Ballett von Ohad Naharin
Musik von Dick Tale, Goldfrapp, Antonio Vivaldi, David Darling, Harold Budd, Brian Eno, Rajesh Roshan, Chronamad und The Beach Boys
- Uraufführung dieser Fassung -

Environment

Ballett von Ben J. Riepe
Musik von Roman Pfeifer
- Uraufführung -

Abendlied

Ballett von Remus Şucheană
Musik von Franz Schubert (Trio Nr. 2 Es-Dur D 929 für Klavier, Violine und Violoncello)
- Uraufführung -

Aufführungsdauer: ca. 2h 40' (zwei Pausen)

Premiere am 27. April 2018 im Opernhaus Düsseldorf


Homepage

Ballett am Rhein / Rheinoper
(Homepage)
Gaga, Bewusstseinsströme und die fatale Sehnsucht nach Romantik

Von Stefan Schmöe / Fotos von Gert Weigelt

Vergrößerung Decadance: Ensemble

Mr. Gaga kommt nach Düsseldorf. Na ja, nicht direkt persönlich, aber seine Bewegungssprache, der er selbst die Bezeichnung "Gaga" (wie eine frühkindliche, vorsprachliche Lautäußerung) verpasst hat, die eine Entsprechung sein soll zu den gänzlich unakademischen Bewegungen, die sich hinter "Gaga" verbergen.

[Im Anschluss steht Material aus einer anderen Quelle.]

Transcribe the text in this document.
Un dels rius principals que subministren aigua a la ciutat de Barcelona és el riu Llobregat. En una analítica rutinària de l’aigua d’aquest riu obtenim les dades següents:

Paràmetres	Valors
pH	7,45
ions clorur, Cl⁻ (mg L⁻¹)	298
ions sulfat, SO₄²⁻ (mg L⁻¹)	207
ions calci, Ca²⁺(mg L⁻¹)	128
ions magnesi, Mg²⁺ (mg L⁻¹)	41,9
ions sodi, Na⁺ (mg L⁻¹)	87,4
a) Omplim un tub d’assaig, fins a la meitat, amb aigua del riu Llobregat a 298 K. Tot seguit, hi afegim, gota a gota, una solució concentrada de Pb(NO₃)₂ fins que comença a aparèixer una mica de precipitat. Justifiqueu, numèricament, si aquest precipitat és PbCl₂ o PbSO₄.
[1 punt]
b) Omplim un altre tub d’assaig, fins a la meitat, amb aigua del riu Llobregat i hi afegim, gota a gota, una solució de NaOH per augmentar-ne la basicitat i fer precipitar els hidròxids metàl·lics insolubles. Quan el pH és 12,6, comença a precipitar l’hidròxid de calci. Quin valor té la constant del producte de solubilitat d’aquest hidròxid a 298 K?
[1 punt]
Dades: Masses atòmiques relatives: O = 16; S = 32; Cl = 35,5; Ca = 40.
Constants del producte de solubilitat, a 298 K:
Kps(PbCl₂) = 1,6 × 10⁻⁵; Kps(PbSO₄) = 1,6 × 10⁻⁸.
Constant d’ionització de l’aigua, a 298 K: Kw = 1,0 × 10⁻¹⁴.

Bewegungen, die sich durch eine erweiterte Körpererfahrung quasi natürlich ergeben und den gewohnten Bewegungsraum stark erweitern. Mr. Gaga, das ist der 1952 geborene israelische Choreograph Ohad Naharin, künstlerischer Leiter der Batsheva Dance Company in Tel Aviv und durch den Dokumentarfilm Mr. Gaga, der es 2016 in die deutschen Kinos schaffte, inzwischen auch hierzulande von einiger Popularität.

Vergrößerung

Decadance: Cassie Martín, Pedro Maricato, Ensemble

Mag Gaga als Methode die Einzigartigkeit und Individualität der Tänzerinnen und Tänzer zum Gegenstand haben, so ist die Choreographie von Decadance keineswegs frei oder gar beliebig. Naharin hat ein fabelhaftes Gespür dafür, den Raum mit Bewegung zu füllen, und auch für das passende Timing. Er hat keine Berührungsängste in Richtung Showbiz und Street Dance, und es ist keineswegs ein Spagat zwischen Ballett und Jugendkultur, sondern vielmehr Tanz als Naturereignis, und das scheint durchaus geeignet, die Musentempel der Hochkultur tänzerisch kräftig durchzuschütteln und allen Mief auszutreiben. Es wird ungeheuer kraftvoll und dynamisch getanzt, und das machen die 17 Tänzerinnen und Tänzer des Ballett am Rhein grandios (nicht ganz so gut sieht es um die Synchronität aus, die bisweilen verlangt wird). Das alles hat hohes Tempo und explodiert förmlich, zudem farblich exzellent ausgeleuchtet. Manche Szenen erinnern an das Tanztheater Pina Bauschs, etwa wenn das Ensemble sich aufreiht und jede(r) zunächst das Trikot hochzieht und die rechte Seite des Brustkorbs vorzeigt, später dann die Innenflächen der Hände - Verweise auf die Wundmale Christi. Aber mit welchem tieferen Sinn? Dass die Choreographie bei aller Wucht dennoch nicht ganz glücklich macht, hat einen anderen Grund: Sie greift collagenhaft Szenen aus anderen Stücken Naharins auf, die innerhalb von 10 Jahren - einer Dekade, darauf spielt der Titel Decadance an. Wer aber hat die Auswahl getroffen, die sich prompt auch noch "Uraufführung" nennt? Die Einstudierung des Abends jedenfalls liegt in den Händen von Iyar Elezra, einer Mitarbeiterin Naharins. Was fehlt, das ist eine innere Dramaturgie - es bleibt bei einem bunten, aber wenig stringenten halbstündigen Potpourri, dessen Musik zwischen Vivaldis Stabat Mater (dazu gibt es einen in diesem Kontext beinahe klassisch anmutenden Pas de trois) und Brian Eno. Man hätte dann doch gerne eine geschlossene und in sich schlüssige Choreographie von Naharin gesehen.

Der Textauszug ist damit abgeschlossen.